Of course, not everyone agrees that Chinese style parenting is as successful and superior as Chua claims. At The Last Psychiatrist, the writer criticizes Chua confusing awesome for crazy:
You/she'll say that the Chinese discipline is what makes the kids successful, but that's silly. Given that her husband is a Jewish American equivalent to her Chinese Americanness, why isn't their daughters' successes the result of Jewish fathering? Chua would say that she's the one who made her practice, but she's at work all day just like he is, right? I get that she yells more, ok, mission accomplished, but as a technical matter she's not there all the time, the kids have to be self-motivated, and that self-motivation came not just from the mother, but from growing up in with those parents. Unless she's arguing that the father is pretty much irrelevant? Oh, that is what she's arguing. Sigh.And the money quote:
What Chua believes has made her kids succeed isn't just that she makes them work hard, but that she is allowed to yell at them.
That's why it's in the WSJ. The Journal has no place for, "How a Fender Strat Changed My Life." It wants piano and violin, it wants Chua's college-resume worldview.
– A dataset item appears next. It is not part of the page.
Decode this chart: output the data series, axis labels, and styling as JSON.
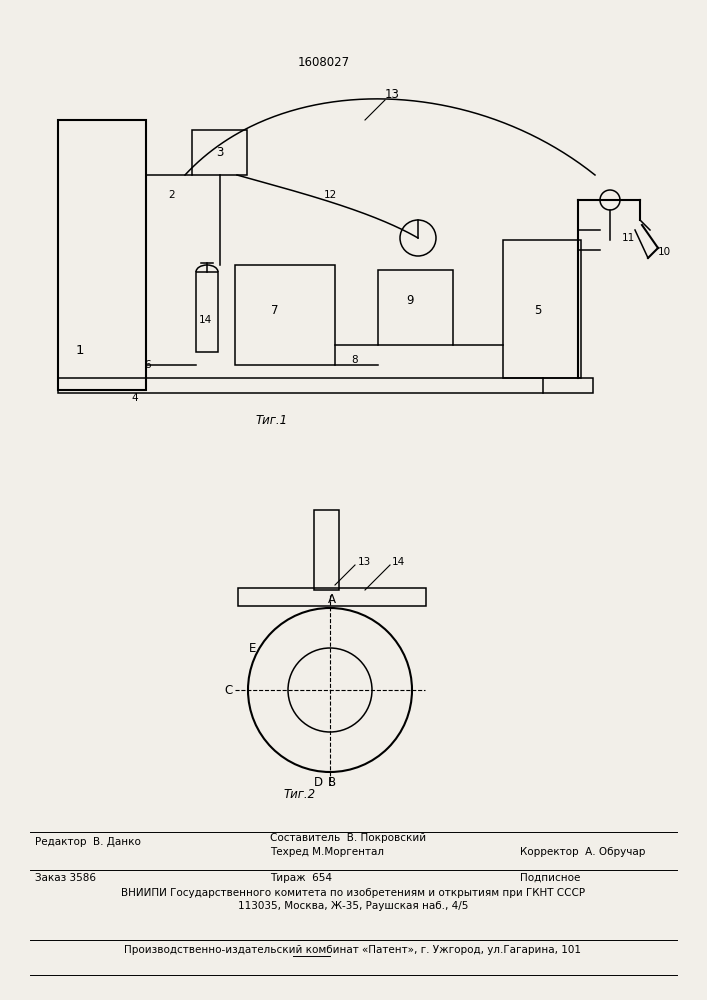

Sometimes it has no choice but to confront a Mark Zuckerberg but they quickly reframe the story into the corporate narrative. "The Google boys were on to something, but to make it profitable they had to bring in Eric Schmidt..." The WSJ is operating well within the establishment, right wing, artists-are-gay and corporations-are-not context. It wants kids who will conform, who will plug into the machine (albeit at the higher levels), it wants the kind of kids who want the approval of the kinds of people who read the WSJ.I'm mixed on the Chua article. In the abstract, her philosophy makes a lot of sense and I wonder if my parenting shouldn't take a more Chinese approach. On the other hand, the specific parenting and spousal behavior she describes is rather abhorrent to me. I'd be pretty pissed if my wife mimicked me sarcastically.
Amy Chua thinks she wrote an essay and published it. Wrong. The WSJ wanted this kind of an article and they chose one from the thousands available. They chose hers-- a woman's-- because if this same article had been written by a man it would have been immediately revealed as an angry, abusive, patriarchal example of capitalism.
Which is where this comes full circle. Amy Chua thinks she's raising her kids the Chinese way, but she is really raising them to be what the WSJ considers China to be: a pool of highly skilled labor that someone else will profit from. On second thought, that is the Chinese way.
Ultimately, the article and the strong reactions to it touch upon many issues of modern parenting. But with parenting, as with most everything, there's no help but self-help.